Ia menilai keterlibatan kader di tingkat wilayah harus dimaknai sebagai ruang perjuangan yang lebih luas untuk mengartikulasikan kepentingan daerah. Karena itu, kader didorong tidak berhenti pada simbol representasi, tetapi tampil sebagai motor penggerak perubahan sosial.
“Kita tidak boleh puas hanya karena berada di struktur wilayah. Tantangannya adalah bagaimana melahirkan pemikiran yang solutif, menyentuh isu kemiskinan, pendidikan, hingga penguatan sumber daya manusia di Probolinggo. Jabatan harus melahirkan kebermanfaatan,” ujarnya.

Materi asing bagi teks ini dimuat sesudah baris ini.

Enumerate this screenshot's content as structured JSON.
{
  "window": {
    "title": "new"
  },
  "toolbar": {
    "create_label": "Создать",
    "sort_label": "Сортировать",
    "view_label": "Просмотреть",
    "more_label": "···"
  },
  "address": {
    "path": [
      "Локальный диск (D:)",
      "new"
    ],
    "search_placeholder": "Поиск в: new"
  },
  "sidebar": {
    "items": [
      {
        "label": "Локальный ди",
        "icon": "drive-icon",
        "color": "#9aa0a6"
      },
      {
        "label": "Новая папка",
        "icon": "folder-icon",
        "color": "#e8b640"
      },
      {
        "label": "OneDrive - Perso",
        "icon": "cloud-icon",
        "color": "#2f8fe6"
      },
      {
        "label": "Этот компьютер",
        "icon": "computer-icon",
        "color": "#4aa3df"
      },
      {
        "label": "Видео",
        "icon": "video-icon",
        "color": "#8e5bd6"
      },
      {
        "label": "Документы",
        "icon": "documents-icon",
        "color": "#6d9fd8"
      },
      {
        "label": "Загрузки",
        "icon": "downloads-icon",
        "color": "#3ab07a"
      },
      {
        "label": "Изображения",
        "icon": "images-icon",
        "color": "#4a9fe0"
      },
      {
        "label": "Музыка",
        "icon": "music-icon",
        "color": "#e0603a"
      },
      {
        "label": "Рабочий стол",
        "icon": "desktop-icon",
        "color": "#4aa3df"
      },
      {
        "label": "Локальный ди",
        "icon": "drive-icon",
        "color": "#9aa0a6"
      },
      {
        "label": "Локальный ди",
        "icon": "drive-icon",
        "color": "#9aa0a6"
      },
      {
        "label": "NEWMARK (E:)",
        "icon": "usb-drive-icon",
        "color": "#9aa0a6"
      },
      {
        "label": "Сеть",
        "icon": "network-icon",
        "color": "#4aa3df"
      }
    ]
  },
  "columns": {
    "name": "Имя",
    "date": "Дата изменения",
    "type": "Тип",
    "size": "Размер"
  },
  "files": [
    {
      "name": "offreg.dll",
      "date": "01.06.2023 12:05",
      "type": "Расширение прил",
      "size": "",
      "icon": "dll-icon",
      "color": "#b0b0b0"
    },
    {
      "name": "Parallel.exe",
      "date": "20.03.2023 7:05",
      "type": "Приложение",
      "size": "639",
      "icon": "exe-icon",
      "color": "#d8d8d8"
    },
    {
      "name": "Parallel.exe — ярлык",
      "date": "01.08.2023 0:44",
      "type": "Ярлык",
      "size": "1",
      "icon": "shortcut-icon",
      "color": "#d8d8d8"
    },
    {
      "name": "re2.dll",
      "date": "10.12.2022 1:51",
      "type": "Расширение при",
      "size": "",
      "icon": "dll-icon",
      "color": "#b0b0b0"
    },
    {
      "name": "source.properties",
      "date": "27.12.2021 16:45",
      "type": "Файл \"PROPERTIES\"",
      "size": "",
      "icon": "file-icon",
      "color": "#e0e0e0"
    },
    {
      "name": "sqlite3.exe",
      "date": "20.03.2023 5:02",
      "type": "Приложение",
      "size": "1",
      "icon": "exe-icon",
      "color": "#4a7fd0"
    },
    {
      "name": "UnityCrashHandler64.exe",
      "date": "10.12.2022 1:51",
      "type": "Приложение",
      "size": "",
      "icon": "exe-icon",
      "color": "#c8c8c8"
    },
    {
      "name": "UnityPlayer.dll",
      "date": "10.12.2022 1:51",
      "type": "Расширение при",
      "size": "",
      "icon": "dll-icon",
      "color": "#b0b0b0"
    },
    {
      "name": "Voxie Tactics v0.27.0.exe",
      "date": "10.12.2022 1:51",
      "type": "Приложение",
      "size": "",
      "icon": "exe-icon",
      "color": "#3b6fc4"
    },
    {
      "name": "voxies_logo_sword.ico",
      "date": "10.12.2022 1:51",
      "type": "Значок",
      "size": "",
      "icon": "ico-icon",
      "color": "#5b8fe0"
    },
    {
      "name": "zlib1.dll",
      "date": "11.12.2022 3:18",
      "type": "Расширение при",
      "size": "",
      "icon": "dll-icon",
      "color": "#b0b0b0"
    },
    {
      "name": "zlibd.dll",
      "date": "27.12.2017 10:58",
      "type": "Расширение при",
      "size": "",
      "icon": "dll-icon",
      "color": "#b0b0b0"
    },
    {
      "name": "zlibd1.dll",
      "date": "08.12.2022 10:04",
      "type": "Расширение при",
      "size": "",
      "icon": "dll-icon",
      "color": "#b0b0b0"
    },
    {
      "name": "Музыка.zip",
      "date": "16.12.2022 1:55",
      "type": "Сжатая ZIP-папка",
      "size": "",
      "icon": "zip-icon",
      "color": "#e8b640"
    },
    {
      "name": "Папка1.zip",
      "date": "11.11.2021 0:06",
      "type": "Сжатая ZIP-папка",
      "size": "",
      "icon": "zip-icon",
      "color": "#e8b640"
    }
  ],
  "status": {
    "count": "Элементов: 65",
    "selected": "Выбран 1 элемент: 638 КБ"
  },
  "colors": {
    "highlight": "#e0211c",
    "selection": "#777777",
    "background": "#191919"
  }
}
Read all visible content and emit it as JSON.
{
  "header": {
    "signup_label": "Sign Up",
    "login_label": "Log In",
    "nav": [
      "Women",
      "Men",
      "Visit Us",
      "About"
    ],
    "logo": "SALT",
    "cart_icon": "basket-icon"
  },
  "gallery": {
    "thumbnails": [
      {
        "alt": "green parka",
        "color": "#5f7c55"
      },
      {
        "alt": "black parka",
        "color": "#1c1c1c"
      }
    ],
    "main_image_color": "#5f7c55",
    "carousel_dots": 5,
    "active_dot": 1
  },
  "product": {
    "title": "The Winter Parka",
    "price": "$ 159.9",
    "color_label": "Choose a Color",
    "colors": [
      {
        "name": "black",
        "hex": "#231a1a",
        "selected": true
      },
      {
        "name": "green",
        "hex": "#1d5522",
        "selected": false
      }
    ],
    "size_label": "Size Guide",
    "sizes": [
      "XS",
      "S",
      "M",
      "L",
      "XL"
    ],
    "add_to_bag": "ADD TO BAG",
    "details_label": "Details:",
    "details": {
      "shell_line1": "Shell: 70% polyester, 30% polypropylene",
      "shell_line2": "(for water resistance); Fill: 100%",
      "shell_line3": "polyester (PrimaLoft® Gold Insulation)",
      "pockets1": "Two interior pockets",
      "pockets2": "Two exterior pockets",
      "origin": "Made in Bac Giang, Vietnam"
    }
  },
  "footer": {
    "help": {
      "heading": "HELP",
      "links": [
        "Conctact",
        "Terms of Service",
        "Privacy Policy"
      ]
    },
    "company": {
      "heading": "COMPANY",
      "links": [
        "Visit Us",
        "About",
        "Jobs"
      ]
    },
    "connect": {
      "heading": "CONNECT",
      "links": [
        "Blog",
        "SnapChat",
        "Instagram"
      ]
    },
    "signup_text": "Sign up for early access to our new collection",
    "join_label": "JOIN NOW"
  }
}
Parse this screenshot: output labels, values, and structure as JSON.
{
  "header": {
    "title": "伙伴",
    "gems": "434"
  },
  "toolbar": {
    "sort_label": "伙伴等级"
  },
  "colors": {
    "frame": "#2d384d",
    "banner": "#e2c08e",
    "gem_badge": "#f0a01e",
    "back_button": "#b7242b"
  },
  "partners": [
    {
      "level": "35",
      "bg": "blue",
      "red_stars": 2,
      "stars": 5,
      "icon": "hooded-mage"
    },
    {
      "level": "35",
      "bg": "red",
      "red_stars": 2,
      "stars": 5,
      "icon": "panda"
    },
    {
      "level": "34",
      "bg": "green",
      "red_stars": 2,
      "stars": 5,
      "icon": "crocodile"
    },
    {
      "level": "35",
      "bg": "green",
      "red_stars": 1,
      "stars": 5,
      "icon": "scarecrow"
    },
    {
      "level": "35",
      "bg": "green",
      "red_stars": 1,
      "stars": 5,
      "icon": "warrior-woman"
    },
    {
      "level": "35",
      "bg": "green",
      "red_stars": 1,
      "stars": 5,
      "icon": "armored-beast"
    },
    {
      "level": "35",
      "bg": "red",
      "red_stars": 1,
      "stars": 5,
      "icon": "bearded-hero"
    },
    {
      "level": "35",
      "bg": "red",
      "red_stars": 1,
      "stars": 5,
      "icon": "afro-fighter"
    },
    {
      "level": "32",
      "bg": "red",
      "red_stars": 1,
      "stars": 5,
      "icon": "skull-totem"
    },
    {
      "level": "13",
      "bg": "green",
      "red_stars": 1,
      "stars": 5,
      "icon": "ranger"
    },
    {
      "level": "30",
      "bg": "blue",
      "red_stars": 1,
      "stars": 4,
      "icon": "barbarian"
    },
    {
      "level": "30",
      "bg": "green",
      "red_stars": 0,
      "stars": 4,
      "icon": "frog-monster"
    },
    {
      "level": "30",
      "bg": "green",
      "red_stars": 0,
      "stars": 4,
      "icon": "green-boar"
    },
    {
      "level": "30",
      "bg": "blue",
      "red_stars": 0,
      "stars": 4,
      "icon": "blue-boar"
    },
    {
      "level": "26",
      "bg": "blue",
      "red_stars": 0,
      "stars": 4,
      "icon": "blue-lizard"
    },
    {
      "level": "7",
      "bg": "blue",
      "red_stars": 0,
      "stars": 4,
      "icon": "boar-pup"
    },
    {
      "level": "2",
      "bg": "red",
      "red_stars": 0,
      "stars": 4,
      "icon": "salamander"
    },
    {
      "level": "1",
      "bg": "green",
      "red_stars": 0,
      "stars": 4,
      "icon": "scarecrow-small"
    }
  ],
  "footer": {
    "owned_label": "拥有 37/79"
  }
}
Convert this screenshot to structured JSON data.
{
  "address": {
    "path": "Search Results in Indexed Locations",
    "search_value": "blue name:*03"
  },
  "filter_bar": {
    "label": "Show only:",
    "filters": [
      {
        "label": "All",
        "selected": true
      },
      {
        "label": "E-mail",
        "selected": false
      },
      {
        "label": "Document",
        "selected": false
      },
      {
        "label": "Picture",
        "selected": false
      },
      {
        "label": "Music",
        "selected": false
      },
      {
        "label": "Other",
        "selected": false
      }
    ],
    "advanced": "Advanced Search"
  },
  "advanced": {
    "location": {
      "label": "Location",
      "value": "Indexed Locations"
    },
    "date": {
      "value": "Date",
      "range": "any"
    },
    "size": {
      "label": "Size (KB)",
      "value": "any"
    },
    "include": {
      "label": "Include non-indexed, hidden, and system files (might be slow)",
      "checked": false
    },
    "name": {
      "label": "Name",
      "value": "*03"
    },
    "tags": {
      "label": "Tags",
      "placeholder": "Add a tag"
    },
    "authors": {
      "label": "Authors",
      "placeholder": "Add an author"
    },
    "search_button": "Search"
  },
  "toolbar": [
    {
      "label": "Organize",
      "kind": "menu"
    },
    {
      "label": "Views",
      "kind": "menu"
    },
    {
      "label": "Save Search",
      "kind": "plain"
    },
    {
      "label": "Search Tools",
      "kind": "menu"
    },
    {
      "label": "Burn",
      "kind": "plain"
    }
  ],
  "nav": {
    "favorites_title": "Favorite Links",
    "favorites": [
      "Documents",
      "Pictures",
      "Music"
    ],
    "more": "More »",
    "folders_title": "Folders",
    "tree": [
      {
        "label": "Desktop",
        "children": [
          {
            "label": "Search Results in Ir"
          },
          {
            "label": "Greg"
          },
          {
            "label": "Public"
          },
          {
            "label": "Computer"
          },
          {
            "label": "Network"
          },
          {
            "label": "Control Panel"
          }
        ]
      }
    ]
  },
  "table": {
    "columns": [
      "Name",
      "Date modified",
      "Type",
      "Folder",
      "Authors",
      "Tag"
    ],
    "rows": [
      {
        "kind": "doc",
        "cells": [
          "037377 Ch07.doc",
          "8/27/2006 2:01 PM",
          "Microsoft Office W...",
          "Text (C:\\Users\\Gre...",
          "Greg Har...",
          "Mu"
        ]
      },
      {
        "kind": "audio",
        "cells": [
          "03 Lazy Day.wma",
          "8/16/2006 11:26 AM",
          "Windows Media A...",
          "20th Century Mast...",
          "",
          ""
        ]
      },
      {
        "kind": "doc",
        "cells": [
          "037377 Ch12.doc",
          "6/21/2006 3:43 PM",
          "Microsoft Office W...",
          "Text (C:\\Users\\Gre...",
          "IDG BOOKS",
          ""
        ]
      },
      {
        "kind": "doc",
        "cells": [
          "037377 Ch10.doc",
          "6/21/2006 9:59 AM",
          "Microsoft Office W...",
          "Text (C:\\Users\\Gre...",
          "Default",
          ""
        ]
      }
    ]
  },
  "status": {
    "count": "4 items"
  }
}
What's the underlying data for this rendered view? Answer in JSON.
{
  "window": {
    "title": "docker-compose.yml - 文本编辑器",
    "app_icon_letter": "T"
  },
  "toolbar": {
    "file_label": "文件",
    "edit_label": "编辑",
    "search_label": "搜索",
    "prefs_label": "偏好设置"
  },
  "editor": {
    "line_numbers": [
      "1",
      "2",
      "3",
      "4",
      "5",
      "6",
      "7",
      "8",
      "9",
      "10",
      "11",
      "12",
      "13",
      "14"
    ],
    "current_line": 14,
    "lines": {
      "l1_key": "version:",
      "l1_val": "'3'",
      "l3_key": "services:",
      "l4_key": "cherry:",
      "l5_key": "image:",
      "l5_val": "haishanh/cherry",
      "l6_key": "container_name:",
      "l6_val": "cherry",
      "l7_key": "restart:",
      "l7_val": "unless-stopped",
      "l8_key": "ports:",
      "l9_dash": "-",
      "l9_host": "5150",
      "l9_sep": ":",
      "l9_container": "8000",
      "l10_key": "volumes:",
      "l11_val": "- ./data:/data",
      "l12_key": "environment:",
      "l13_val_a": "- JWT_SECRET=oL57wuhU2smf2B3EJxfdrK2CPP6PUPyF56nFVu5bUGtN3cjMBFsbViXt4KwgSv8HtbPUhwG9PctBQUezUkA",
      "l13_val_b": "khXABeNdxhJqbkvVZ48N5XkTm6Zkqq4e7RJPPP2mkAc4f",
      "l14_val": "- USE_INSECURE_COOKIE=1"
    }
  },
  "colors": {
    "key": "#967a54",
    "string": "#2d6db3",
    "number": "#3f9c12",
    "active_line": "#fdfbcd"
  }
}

Rozak juga menekankan pentingnya menjaga idealisme gerakan di tengah dinamika sosial yang terus berkembang. Ia berharap sinergi antara kader di tingkat cabang dan wilayah semakin solid agar arah program organisasi tetap sejalan dengan kebutuhan riil masyarakat.
Pelantikan kepengurusan ini menandai menguatnya kontribusi kader PMII Probolinggo di tingkat Jawa Timur. Dengan komposisi kader yang kini berada dalam struktur wilayah, tantangan selanjutnya adalah membuktikan kapasitas intelektual, integritas moral, serta komitmen gerakan dalam merawat tradisi kritis dan keberpihakan kepada masyarakat.